Before you attempt to clean your refrigerator's condenser coil, unplug your fridge or turn off the circuit breaker that supplies power to it. Consult your user manual for the exact location of the condenser coil and the removal steps for the metal grille or kick plate that covers the coil. Generally, you'll remove this grille by pushing down on it and snapping it off or by removing screws that hold it in place.


With the grille removed to expose the condenser coil and your fridge unplugged, use the hose end of a vacuum cleaner to suction all the debris from the coil.
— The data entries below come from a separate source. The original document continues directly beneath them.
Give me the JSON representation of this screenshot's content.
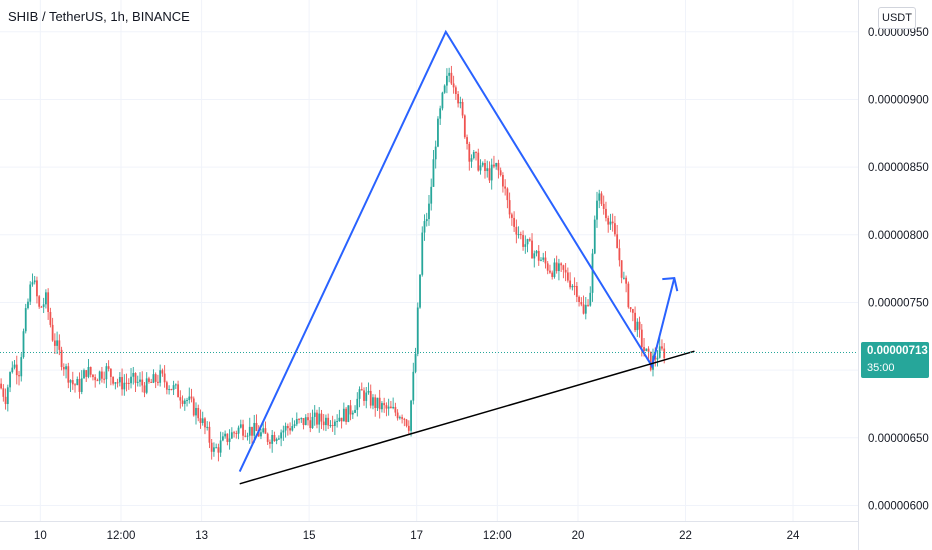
{
  "header": {
    "title": "SHIB / TetherUS, 1h, BINANCE",
    "currency_button": "USDT"
  },
  "last_price": {
    "value": "0.00000713",
    "countdown": "35:00",
    "price": 7.13e-06,
    "color": "#26a69a"
  },
  "colors": {
    "up": "#26a69a",
    "down": "#ef5350",
    "pattern": "#2962ff",
    "trendline": "#000000",
    "grid": "#f0f3fa"
  },
  "chart_data": {
    "type": "candlestick",
    "title": "SHIB / TetherUS, 1h, BINANCE",
    "ylim": [
      5.885e-06,
      9.735e-06
    ],
    "xlim": [
      "2021-10-09T06:00",
      "2021-10-25T05:00"
    ],
    "y_ticks": [
      "0.00000600",
      "0.00000650",
      "0.00000700",
      "0.00000750",
      "0.00000800",
      "0.00000850",
      "0.00000900",
      "0.00000950"
    ],
    "x_ticks": [
      {
        "label": "10",
        "t": "2021-10-10T00:00"
      },
      {
        "label": "12:00",
        "t": "2021-10-11T12:00"
      },
      {
        "label": "13",
        "t": "2021-10-13T00:00"
      },
      {
        "label": "15",
        "t": "2021-10-15T00:00"
      },
      {
        "label": "17",
        "t": "2021-10-17T00:00"
      },
      {
        "label": "12:00",
        "t": "2021-10-18T12:00"
      },
      {
        "label": "20",
        "t": "2021-10-20T00:00"
      },
      {
        "label": "22",
        "t": "2021-10-22T00:00"
      },
      {
        "label": "24",
        "t": "2021-10-24T00:00"
      }
    ],
    "price_path": [
      [
        "2021-10-09T06:00",
        6.9e-06
      ],
      [
        "2021-10-09T09:00",
        6.8e-06
      ],
      [
        "2021-10-09T12:00",
        7.05e-06
      ],
      [
        "2021-10-09T15:00",
        7e-06
      ],
      [
        "2021-10-09T18:00",
        7.4e-06
      ],
      [
        "2021-10-09T21:00",
        7.7e-06
      ],
      [
        "2021-10-10T00:00",
        7.45e-06
      ],
      [
        "2021-10-10T03:00",
        7.52e-06
      ],
      [
        "2021-10-10T06:00",
        7.25e-06
      ],
      [
        "2021-10-10T09:00",
        7.12e-06
      ],
      [
        "2021-10-10T12:00",
        7e-06
      ],
      [
        "2021-10-10T15:00",
        6.9e-06
      ],
      [
        "2021-10-10T18:00",
        6.88e-06
      ],
      [
        "2021-10-10T21:00",
        7e-06
      ],
      [
        "2021-10-11T00:00",
        6.95e-06
      ],
      [
        "2021-10-11T06:00",
        7e-06
      ],
      [
        "2021-10-11T12:00",
        6.9e-06
      ],
      [
        "2021-10-11T18:00",
        6.92e-06
      ],
      [
        "2021-10-12T00:00",
        6.88e-06
      ],
      [
        "2021-10-12T06:00",
        6.95e-06
      ],
      [
        "2021-10-12T12:00",
        6.86e-06
      ],
      [
        "2021-10-12T18:00",
        6.78e-06
      ],
      [
        "2021-10-13T00:00",
        6.65e-06
      ],
      [
        "2021-10-13T06:00",
        6.4e-06
      ],
      [
        "2021-10-13T12:00",
        6.5e-06
      ],
      [
        "2021-10-13T18:00",
        6.58e-06
      ],
      [
        "2021-10-14T00:00",
        6.55e-06
      ],
      [
        "2021-10-14T06:00",
        6.5e-06
      ],
      [
        "2021-10-14T12:00",
        6.55e-06
      ],
      [
        "2021-10-14T18:00",
        6.6e-06
      ],
      [
        "2021-10-15T00:00",
        6.63e-06
      ],
      [
        "2021-10-15T06:00",
        6.63e-06
      ],
      [
        "2021-10-15T12:00",
        6.65e-06
      ],
      [
        "2021-10-15T18:00",
        6.68e-06
      ],
      [
        "2021-10-16T00:00",
        6.83e-06
      ],
      [
        "2021-10-16T06:00",
        6.75e-06
      ],
      [
        "2021-10-16T12:00",
        6.7e-06
      ],
      [
        "2021-10-16T18:00",
        6.68e-06
      ],
      [
        "2021-10-16T21:00",
        6.6e-06
      ],
      [
        "2021-10-17T00:00",
        7.12e-06
      ],
      [
        "2021-10-17T03:00",
        8e-06
      ],
      [
        "2021-10-17T06:00",
        8.2e-06
      ],
      [
        "2021-10-17T09:00",
        8.7e-06
      ],
      [
        "2021-10-17T12:00",
        9e-06
      ],
      [
        "2021-10-17T15:00",
        9.2e-06
      ],
      [
        "2021-10-17T18:00",
        9.1e-06
      ],
      [
        "2021-10-17T21:00",
        8.85e-06
      ],
      [
        "2021-10-18T00:00",
        8.6e-06
      ],
      [
        "2021-10-18T03:00",
        8.55e-06
      ],
      [
        "2021-10-18T06:00",
        8.48e-06
      ],
      [
        "2021-10-18T09:00",
        8.45e-06
      ],
      [
        "2021-10-18T12:00",
        8.5e-06
      ],
      [
        "2021-10-18T15:00",
        8.4e-06
      ],
      [
        "2021-10-18T18:00",
        8.15e-06
      ],
      [
        "2021-10-19T00:00",
        7.95e-06
      ],
      [
        "2021-10-19T06:00",
        7.85e-06
      ],
      [
        "2021-10-19T12:00",
        7.75e-06
      ],
      [
        "2021-10-19T18:00",
        7.72e-06
      ],
      [
        "2021-10-20T00:00",
        7.6e-06
      ],
      [
        "2021-10-20T03:00",
        7.4e-06
      ],
      [
        "2021-10-20T06:00",
        7.6e-06
      ],
      [
        "2021-10-20T09:00",
        8.3e-06
      ],
      [
        "2021-10-20T12:00",
        8.2e-06
      ],
      [
        "2021-10-20T15:00",
        8.1e-06
      ],
      [
        "2021-10-20T18:00",
        7.9e-06
      ],
      [
        "2021-10-20T21:00",
        7.65e-06
      ],
      [
        "2021-10-21T00:00",
        7.45e-06
      ],
      [
        "2021-10-21T03:00",
        7.3e-06
      ],
      [
        "2021-10-21T06:00",
        7.15e-06
      ],
      [
        "2021-10-21T09:00",
        7.05e-06
      ],
      [
        "2021-10-21T12:00",
        7.12e-06
      ],
      [
        "2021-10-21T14:00",
        7.13e-06
      ]
    ],
    "drawings": {
      "zigzag": [
        [
          "2021-10-13T17:00",
          6.25e-06
        ],
        [
          "2021-10-17T13:00",
          9.5e-06
        ],
        [
          "2021-10-21T09:00",
          7.03e-06
        ],
        [
          "2021-10-21T19:00",
          7.68e-06
        ]
      ],
      "trendline": [
        [
          "2021-10-13T17:00",
          6.16e-06
        ],
        [
          "2021-10-22T04:00",
          7.14e-06
        ]
      ]
    }
  }
}
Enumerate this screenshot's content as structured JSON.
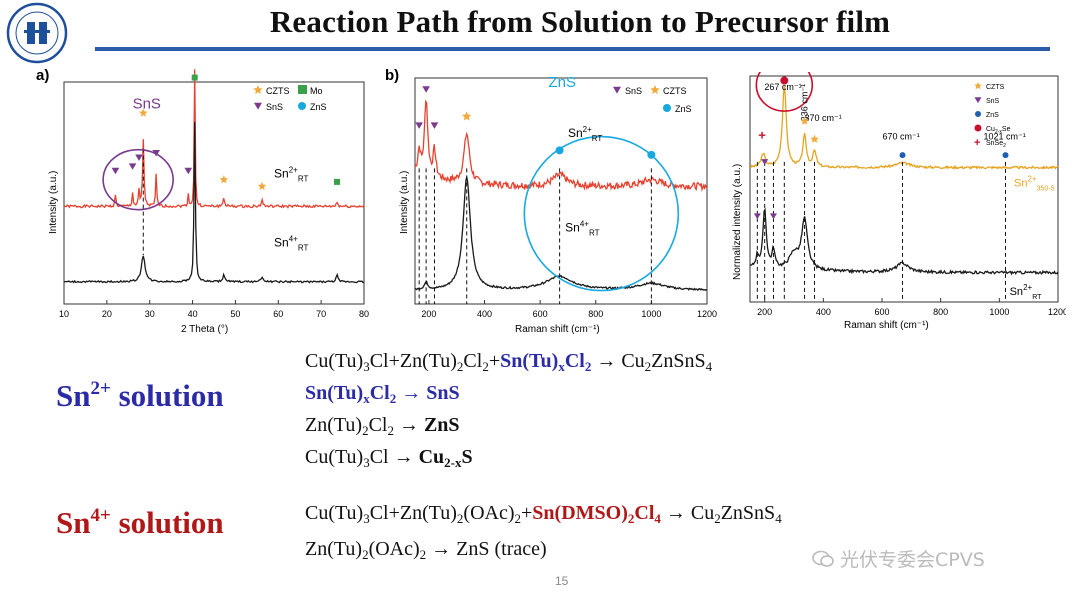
{
  "title": "Reaction Path from Solution to Precursor film",
  "page_number": "15",
  "watermark": "光伏专委会CPVS",
  "panel_a": {
    "label": "a)",
    "legend": [
      "CZTS",
      "Mo",
      "SnS",
      "ZnS"
    ],
    "annotation": "SnS",
    "trace_labels": {
      "top": "Sn",
      "top_sup": "2+",
      "top_sub": "RT",
      "bottom": "Sn",
      "bottom_sup": "4+",
      "bottom_sub": "RT"
    },
    "colors": {
      "top": "#e8412f",
      "bottom": "#1a1a1a",
      "czts": "#f2a93b",
      "mo": "#3aa14a",
      "sns": "#7b3a8e",
      "zns": "#18a8e0"
    }
  },
  "panel_b": {
    "label": "b)",
    "legend": [
      "SnS",
      "CZTS",
      "ZnS"
    ],
    "annotation": "ZnS",
    "trace_labels": {
      "top": "Sn",
      "top_sup": "2+",
      "top_sub": "RT",
      "bottom": "Sn",
      "bottom_sup": "4+",
      "bottom_sub": "RT"
    }
  },
  "panel_c": {
    "annotation": "Cu",
    "annotation_sub": "2-x",
    "annotation_tail": "Se",
    "peak_labels": [
      "267 cm⁻¹",
      "336 cm⁻¹",
      "370 cm⁻¹",
      "670 cm⁻¹",
      "1021 cm⁻¹"
    ],
    "legend": [
      "CZTS",
      "SnS",
      "ZnS",
      "Cu",
      "SnSe"
    ],
    "legend_subs": [
      "",
      "",
      "",
      "2-x",
      "2"
    ],
    "legend_tails": [
      "",
      "",
      "",
      "Se",
      ""
    ],
    "trace_labels": {
      "top": "Sn",
      "top_sup": "2+",
      "top_sub": "350-5",
      "bottom": "Sn",
      "bottom_sup": "2+",
      "bottom_sub": "RT"
    },
    "colors": {
      "top": "#e7a320",
      "bottom": "#1a1a1a",
      "cuse": "#c8102e",
      "snse": "#c8102e"
    }
  },
  "chart_data": [
    {
      "type": "line",
      "title": "",
      "xlabel": "2 Theta (°)",
      "ylabel": "Intensity (a.u.)",
      "xlim": [
        10,
        80
      ],
      "xticks": [
        "10",
        "20",
        "30",
        "40",
        "50",
        "60",
        "70",
        "80"
      ],
      "peaks_marked": {
        "CZTS": [
          28.5,
          47.3,
          56.2
        ],
        "Mo": [
          40.5,
          73.7
        ],
        "SnS": [
          22.0,
          26.0,
          27.5,
          31.5,
          39.0
        ]
      },
      "series": [
        {
          "name": "Sn2+ RT",
          "x": [
            10,
            20,
            22,
            26,
            27.5,
            28.5,
            31.5,
            39,
            40.5,
            47.3,
            56.2,
            73.7,
            80
          ],
          "y": [
            0.42,
            0.44,
            0.52,
            0.55,
            0.6,
            0.78,
            0.62,
            0.5,
            1.0,
            0.49,
            0.47,
            0.45,
            0.44
          ]
        },
        {
          "name": "Sn4+ RT",
          "x": [
            10,
            20,
            28.5,
            35,
            40.5,
            47.3,
            56.2,
            73.7,
            80
          ],
          "y": [
            0.1,
            0.11,
            0.24,
            0.12,
            0.84,
            0.14,
            0.11,
            0.13,
            0.1
          ]
        }
      ]
    },
    {
      "type": "line",
      "title": "",
      "xlabel": "Raman shift (cm⁻¹)",
      "ylabel": "Intensity (a.u.)",
      "xlim": [
        150,
        1200
      ],
      "xticks": [
        "200",
        "400",
        "600",
        "800",
        "1000",
        "1200"
      ],
      "series": [
        {
          "name": "Sn2+ RT",
          "x": [
            150,
            165,
            190,
            220,
            260,
            336,
            400,
            500,
            600,
            670,
            800,
            1000,
            1200
          ],
          "y": [
            0.62,
            0.72,
            0.92,
            0.66,
            0.56,
            0.78,
            0.56,
            0.5,
            0.52,
            0.58,
            0.56,
            0.57,
            0.55
          ]
        },
        {
          "name": "Sn4+ RT",
          "x": [
            150,
            190,
            260,
            336,
            400,
            500,
            600,
            670,
            800,
            1000,
            1200
          ],
          "y": [
            0.06,
            0.08,
            0.14,
            0.58,
            0.18,
            0.08,
            0.1,
            0.15,
            0.09,
            0.1,
            0.07
          ]
        }
      ]
    },
    {
      "type": "line",
      "title": "",
      "xlabel": "Raman shift (cm⁻¹)",
      "ylabel": "Normalized intensity (a.u.)",
      "xlim": [
        150,
        1200
      ],
      "xticks": [
        "200",
        "400",
        "600",
        "800",
        "1000",
        "1200"
      ],
      "series": [
        {
          "name": "Sn2+ 350-5",
          "x": [
            150,
            200,
            250,
            267,
            300,
            336,
            370,
            400,
            600,
            670,
            800,
            1021,
            1200
          ],
          "y": [
            0.6,
            0.66,
            0.6,
            0.96,
            0.62,
            0.74,
            0.66,
            0.6,
            0.59,
            0.61,
            0.59,
            0.6,
            0.59
          ]
        },
        {
          "name": "Sn2+ RT",
          "x": [
            150,
            175,
            200,
            230,
            267,
            300,
            336,
            370,
            400,
            600,
            670,
            800,
            1021,
            1200
          ],
          "y": [
            0.14,
            0.22,
            0.42,
            0.24,
            0.22,
            0.3,
            0.4,
            0.26,
            0.18,
            0.14,
            0.18,
            0.13,
            0.14,
            0.12
          ]
        }
      ]
    }
  ],
  "sn2_solution": {
    "label": "Sn",
    "sup": "2+",
    "tail": " solution",
    "color": "#2b2ba8"
  },
  "sn4_solution": {
    "label": "Sn",
    "sup": "4+",
    "tail": " solution",
    "color": "#b01818"
  }
}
Replace the grille, restore power to your fridge and wait 24 hours before checking to see if the food inside is cool.

Problems With Compressor

For a fridge compressor running but not cooling, the problem can lie with the compressor or with the components that help it work, such as the start relay and start capacitor. The compressor is the pump that circulates refrigerant through the condenser coil. The start relay is what signals the compressor to run, and the start capacitor boosts power to the compressor when it starts. Diagnosing, repairing or replacing these components are tasks best left to licensed refrigerator technicians.